Vincenzo Pirrotta riporta in scena al Teatro Biondo di Palermo una delle testimonianze più originali e intense del Novecento italiano: Terra matta, l’autobiografia di Vincenzo Rabito, contadino siciliano semianalfabeta che, attraverso pagine dattiloscritte dense di passione e verità, racconta la propria vita straordinaria in mezzo agli eventi che hanno segnato il secolo scorso.
Lo spettacolo, prodotto dal Teatro Biondo e dal Teatro Stabile di Catania, debutterà in prima nazionale il 28 marzo 2025, con repliche fino al 6 aprile a Palermo, e dall’8 al 13 aprile al Teatro Verga di Catania.
Accanto a Pirrotta, sul palco troviamo Lucia Portale, Alessandro Romano, Marcello Montalto e un ensemble musicale composto da Luca Mauceri (autore delle musiche originali, e anche alla chitarra, percussioni ed elettronica), Mario Spolidoro (organetto, chalumeau, chitarra) e Osvaldo Costabile (violino, violoncello). Completano il team creativo Francesca Tunno per i costumi e Antonio Sposito per le luci.
Nato nel 1899, Rabito visse un’esistenza fatta di fatiche, guerre e povertà. Iniziò a lavorare nei campi sin da bambino per aiutare la madre e i fratelli, combatté nella Prima guerra mondiale, sopravvisse ai bombardamenti della Seconda, attraversò la fame endemica del Meridione contadino e assistette infine al boom economico del dopoguerra. La sua vita, tuttavia, non è solo cronaca, ma un’epopea popolare narrata in una lingua inedita, fatta di neologismi, errori inventivi e un’energia espressiva che rasenta il lirismo. Questo “Rabitese”, come lo definisce Pirrotta, è diventato strumento teatrale potente, in grado di restituire tutta la forza e la disperata ironia dell’autore.
L’adattamento teatrale: tra grottesco e poesia
Pirrotta ha costruito un adattamento scenico che non si limita a riportare fedelmente il testo autobiografico, ma lo reinventa attraverso il linguaggio teatrale. “Il teatro ha tempi diversi rispetto a un romanzo”, spiega il regista e protagonista, “per questo ho dovuto inventare situazioni e personaggi, molti dei quali giocano tra il grottesco e il teatro dadaista”. L’uso del grottesco, infatti, permette di dare vita ai personaggi e alle emozioni con uno stile che attraversa comicità, amarezza, e una forte carica emotiva.
Le musiche originali, composte da Mauceri e suonate dal vivo, accompagnano e amplificano la narrazione, offrendo una colonna sonora che è parte integrante dello spettacolo.
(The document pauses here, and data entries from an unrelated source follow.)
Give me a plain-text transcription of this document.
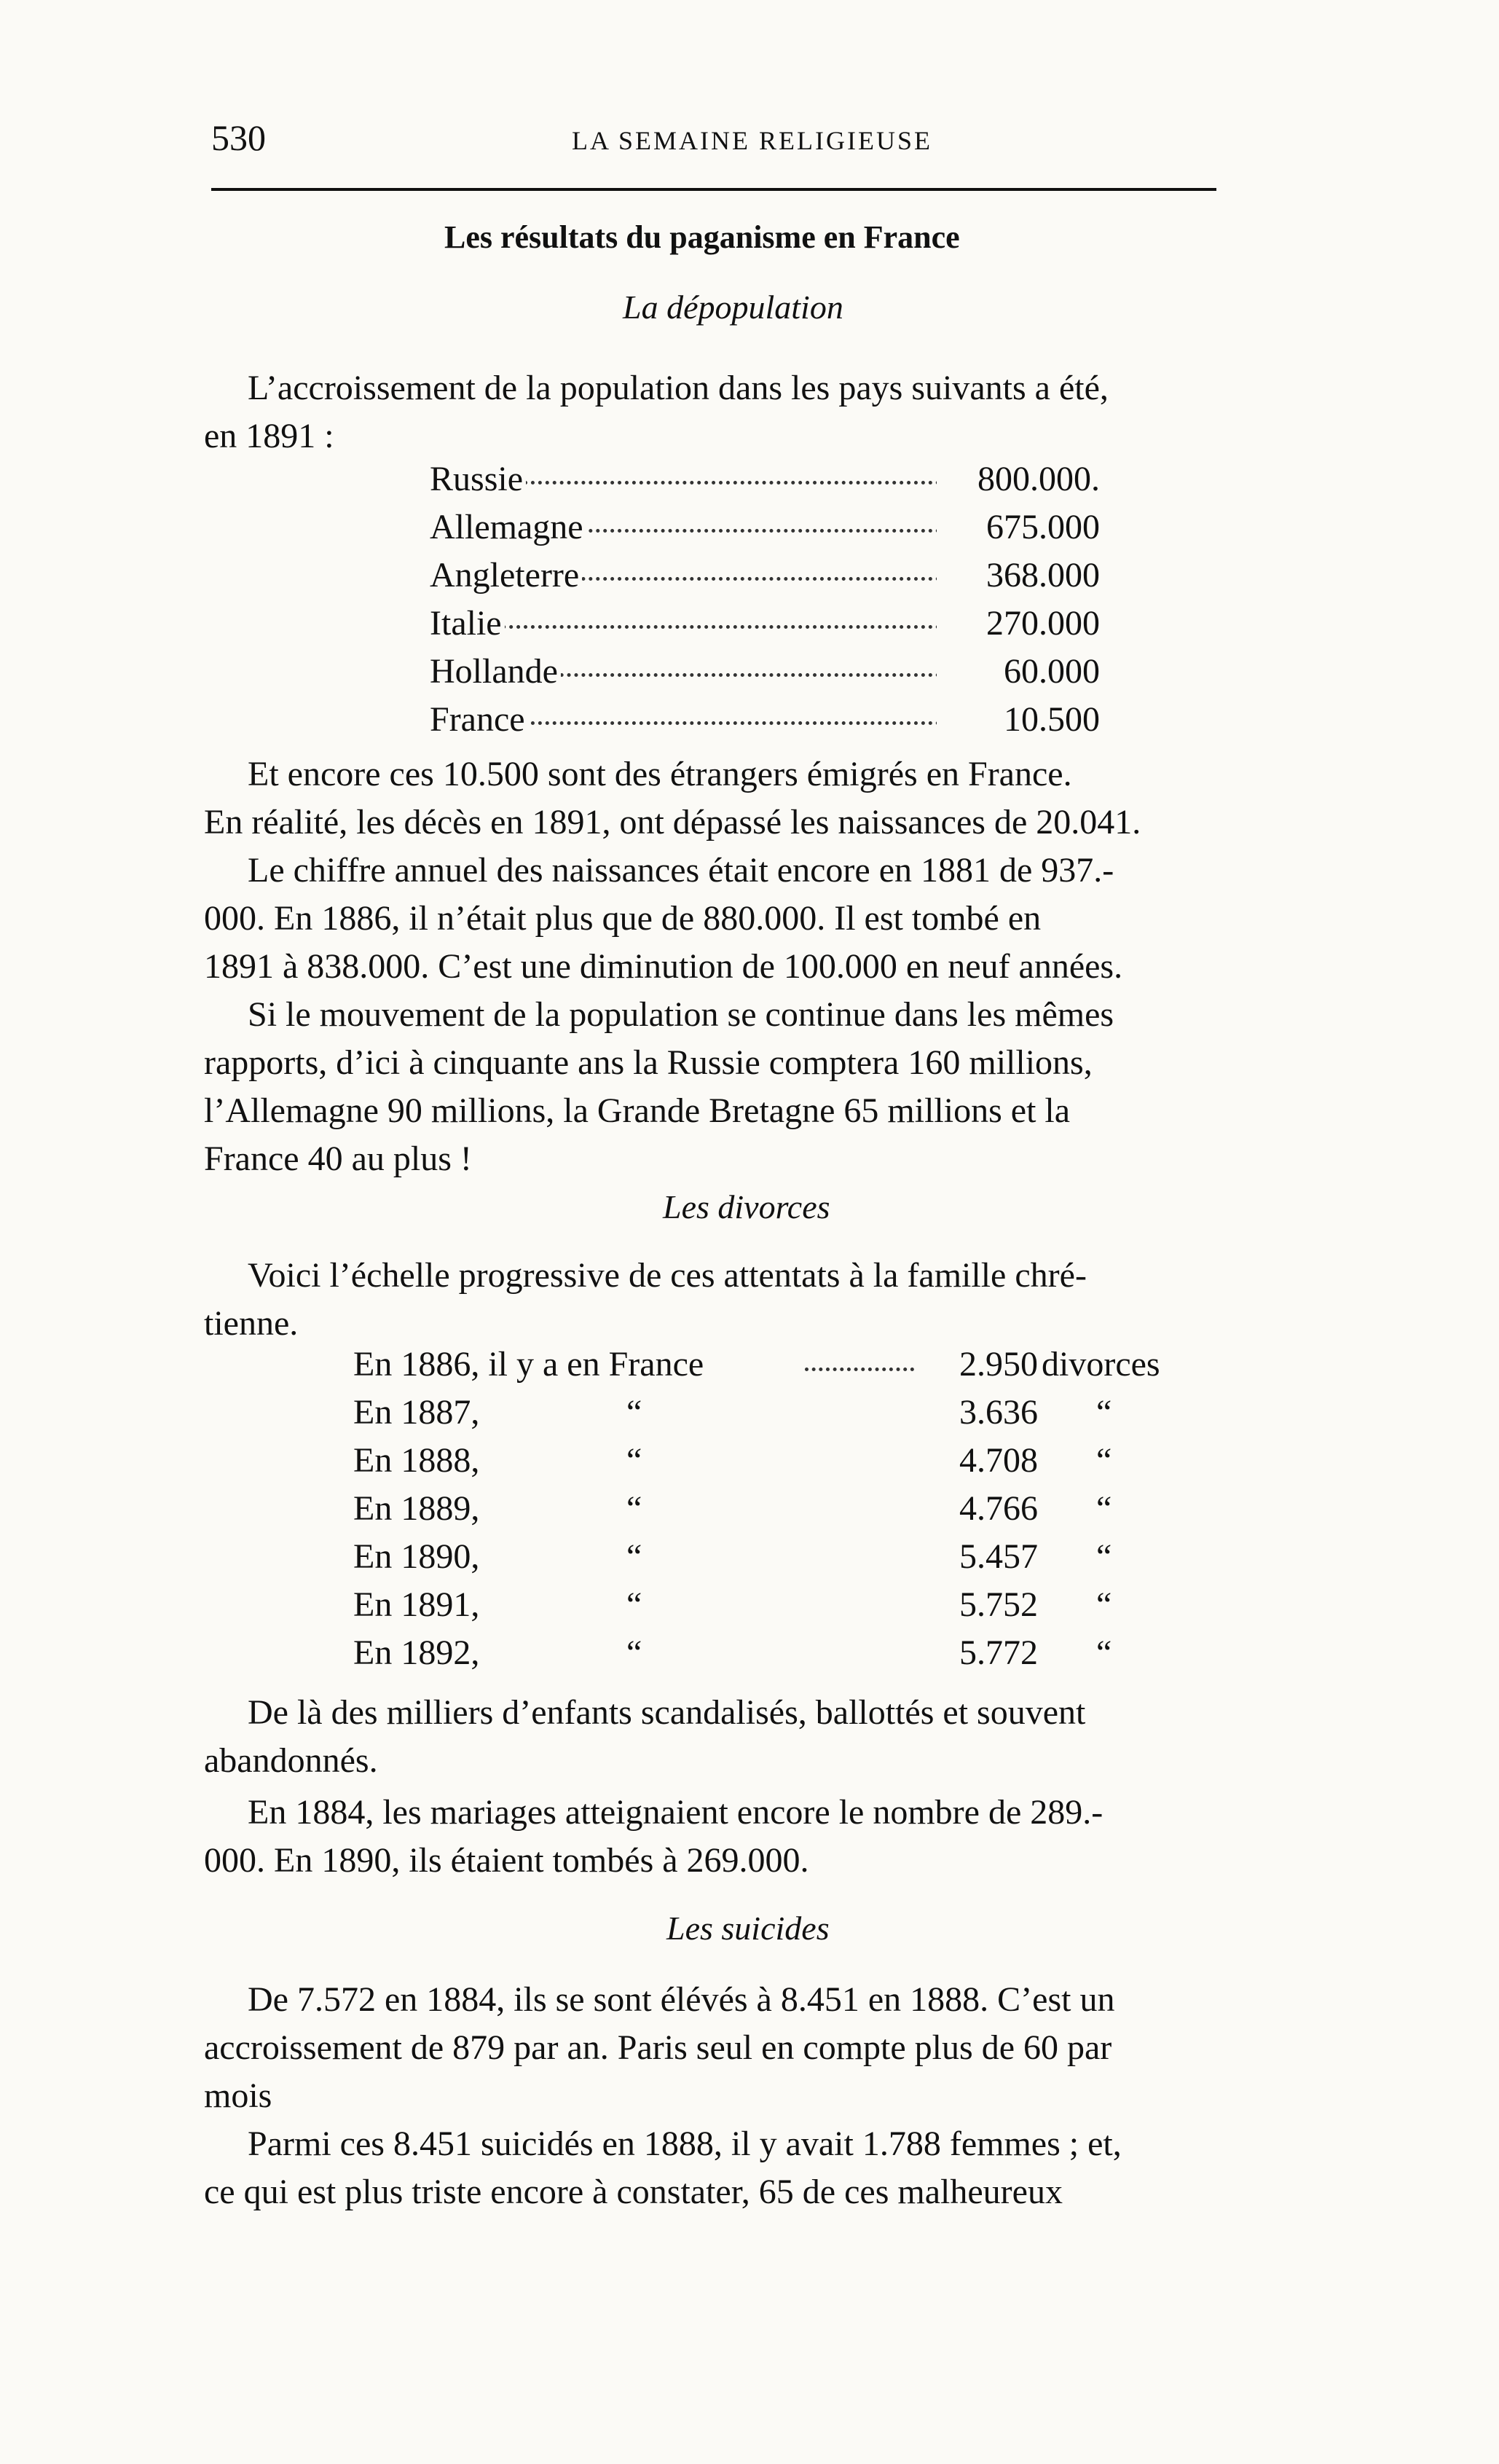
530	LA SEMAINE RELIGIEUSE
Les résultats du paganisme en France
La dépopulation
L’accroissement de la population dans les pays suivants a été,
en 1891 :
Russie	800.000.
Allemagne	675.000
Angleterre	368.000
Italie	270.000
Hollande	60.000
France	10.500
Et encore ces 10.500 sont des étrangers émigrés en France.
En réalité, les décès en 1891, ont dépassé les naissances de 20.041.
Le chiffre annuel des naissances était encore en 1881 de 937.-
000. En 1886, il n’était plus que de 880.000. Il est tombé en
1891 à 838.000. C’est une diminution de 100.000 en neuf années.
Si le mouvement de la population se continue dans les mêmes
rapports, d’ici à cinquante ans la Russie comptera 160 millions,
l’Allemagne 90 millions, la Grande Bretagne 65 millions et la
France 40 au plus !
Les divorces
Voici l’échelle progressive de ces attentats à la famille chré-
tienne.
En 1886, il y a en France	2.950 divorces
En 1887,	“	3.636 “
En 1888,	“	4.708 “
En 1889,	“	4.766 “
En 1890,	“	5.457 “
En 1891,	“	5.752 “
En 1892,	“	5.772 “
De là des milliers d’enfants scandalisés, ballottés et souvent
abandonnés.
En 1884, les mariages atteignaient encore le nombre de 289.-
000. En 1890, ils étaient tombés à 269.000.
Les suicides
De 7.572 en 1884, ils se sont élévés à 8.451 en 1888. C’est un
accroissement de 879 par an. Paris seul en compte plus de 60 par
mois
Parmi ces 8.451 suicidés en 1888, il y avait 1.788 femmes ; et,
ce qui est plus triste encore à constater, 65 de ces malheureux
Non mancano nemmeno le canzoni scritte da Pirrotta, che sintetizzano i momenti storici e i viaggi di Rabito, dalla guerra in Africa al ritorno in una Sicilia in trasformazione.
La scoperta del manoscritto da parte di Pirrotta fu un colpo di fulmine. Quando ancora il libro non era stato pubblicato da Einaudi, fu Evelina Santangelo – poi curatrice dell’edizione – a proporgli una lettura pubblica. Inizialmente scettico sulla sua autenticità, Pirrotta dovette ricredersi: “Quel linguaggio era talmente inusuale da sembrare inventato, ma toccando con mano le copie dattiloscritte capii che tutto era vero”.
Il successo di Terra matta come libro è stato immediato, diventando un caso editoriale e culturale. Ma è soprattutto sul palcoscenico che la lingua di Rabito sprigiona tutta la sua potenza emotiva. Lo dimostrano le reazioni del pubblico, che – racconta Pirrotta – spaziano dal riso al pianto, creando una partecipazione intensa e viscerale.
Uno specchio dell’Italia del Novecento
Terra matta non è solo la storia di un uomo, ma il ritratto di un’Italia che cambia, vista dal basso, da chi ha vissuto la storia senza scriverla, subendola e resistendo. È il racconto di chi ha dovuto “terare la vita” – come diceva Rabito – ossia tirarla avanti con fatica e ingegno, senza mai perdere il gusto per il racconto e la voglia di vivere.
Lo spettacolo si chiude con un canto corale, un valzer che simboleggia il passaggio dall’instabilità alla conquista del “posto fisso”, quasi a indicare una cesura definitiva nella vita del protagonista. Prima e dopo, però, resta la forza di un uomo qualunque che ha saputo raccontarsi con uno stile unico e una voce inimitabile.